O hâlde şer gibi görünen bu hâllerin yaratılması da mutlak anlamda şer değildir.

  1. Kesb-i Şer: Kötülüğü Tercih Etmek

İnsan, iradesiyle kötülüğü tercih ettiğinde, artık fiilin faili olur. İşte burada sorumluluk ve günah başlar.

Yalanı söyleyen Allah değil, insandır.

Cinayeti işleyen Allah değil, insandır.

Zulmü icra eden Allah değil, iradesini kötüye kullanan insandır.

Allah, o fiili yaratmakla değil, o fiili yapmayı emretmekle suçlanabilir ki Allah böyle bir şeyi emretmemiştir. Tam tersine yasaklamış, uyarıda bulunmuştur.

> Bu nedenle: Şerri işleyen kuldur; Allah yalnızca sistemin adil yaratıcısıdır.

  1. Kötülüğün Varlığı Hayrın Anlaşılması İçindir

Bir başka hakikat de şudur:

Eğer karanlık olmasa, ışığın kıymeti bilinmezdi.

Acı olmasa, şifanın değeri anlaşılmazdı.

Günah olmasa, af ve rahmetin genişliği tecelli etmezdi.

Bediüzzaman bu noktada özetle şöyle der:

Şerler, hayırların zuhuruna vesiledir. Zahiren şer, hakikatte hayırdır.

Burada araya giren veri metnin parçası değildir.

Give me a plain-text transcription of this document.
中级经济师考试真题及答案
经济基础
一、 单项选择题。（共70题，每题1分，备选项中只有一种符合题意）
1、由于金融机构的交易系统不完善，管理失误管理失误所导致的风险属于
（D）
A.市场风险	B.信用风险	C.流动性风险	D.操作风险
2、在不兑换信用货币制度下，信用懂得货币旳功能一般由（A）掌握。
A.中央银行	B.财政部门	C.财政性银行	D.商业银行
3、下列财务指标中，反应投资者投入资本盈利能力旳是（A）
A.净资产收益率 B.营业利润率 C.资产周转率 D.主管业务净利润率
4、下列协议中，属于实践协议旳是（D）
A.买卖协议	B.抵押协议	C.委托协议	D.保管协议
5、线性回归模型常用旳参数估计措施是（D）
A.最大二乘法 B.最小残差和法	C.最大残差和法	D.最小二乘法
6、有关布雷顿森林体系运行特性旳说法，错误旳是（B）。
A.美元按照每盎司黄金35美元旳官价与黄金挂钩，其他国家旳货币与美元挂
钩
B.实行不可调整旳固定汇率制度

Bu da gösterir ki Allah, şerri yaratmakla aslında hayır yollarını açmaktadır. Şer görünümündeki pek çok hadise, manevî terakki, sabır, dua ve af gibi nice rahmetlere kapı açar.

  1. Hikmetli Bir Gerçek: İmtihan Dünyasında Seçim Kulundur

Bu dünya bir imtihan sahnesidir. Seçenekler sunulmuştur:

İyilik ve kötülük,

Hayır ve şer,

Hak ve batıl…

İnsana da irade verilmiştir ki seçsin. Allah da bu seçimi yaratır. İşte imtihanın sırrı buradadır. Yoksa insan sadece iyi olanı seçmek zorunda bırakılsaydı, bu imtihan değil mecburiyet olurdu.

SONUÇ ve ÖZET

Allah kötülüğü yaratabilir ama kötülüğü işlemez.

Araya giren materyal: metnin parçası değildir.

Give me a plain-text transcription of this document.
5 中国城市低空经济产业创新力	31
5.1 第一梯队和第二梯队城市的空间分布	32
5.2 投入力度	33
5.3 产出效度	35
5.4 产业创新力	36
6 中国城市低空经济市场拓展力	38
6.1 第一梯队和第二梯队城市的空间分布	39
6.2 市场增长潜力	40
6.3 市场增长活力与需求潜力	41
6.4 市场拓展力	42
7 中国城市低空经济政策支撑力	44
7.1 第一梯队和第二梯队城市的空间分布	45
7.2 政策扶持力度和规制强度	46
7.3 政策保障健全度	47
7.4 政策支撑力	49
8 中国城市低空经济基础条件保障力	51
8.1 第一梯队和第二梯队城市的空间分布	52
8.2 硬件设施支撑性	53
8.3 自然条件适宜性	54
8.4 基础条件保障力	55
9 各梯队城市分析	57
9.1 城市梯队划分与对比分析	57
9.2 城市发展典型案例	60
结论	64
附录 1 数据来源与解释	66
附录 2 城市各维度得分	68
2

Şerri yaratmak, şer değil; onu tercih etmek şerdir.

Yaratılan her şey bir hikmet içindir.

İnsan kötülüğü seçerse, o fiilden sorumludur.

Kötülükler de hayır doğurabilir; sabır, dua, tevbe gibi…

ÖZET:

Bediüzzaman’ın ifadesiyle, kötülüğün yaratılması kötü değildir. Çünkü yaratmak Allah’a, işlemek insana aittir. Şer, Allah’ın yaratma fiilinde değil; insanın tercihinde ortaya çıkar. Dolayısıyla sorumluluk Allah’ın değil, kulun iradesindedir. Bu da kader inancını bozmadan, adaleti ve imtihan sırrını muhafaza eder.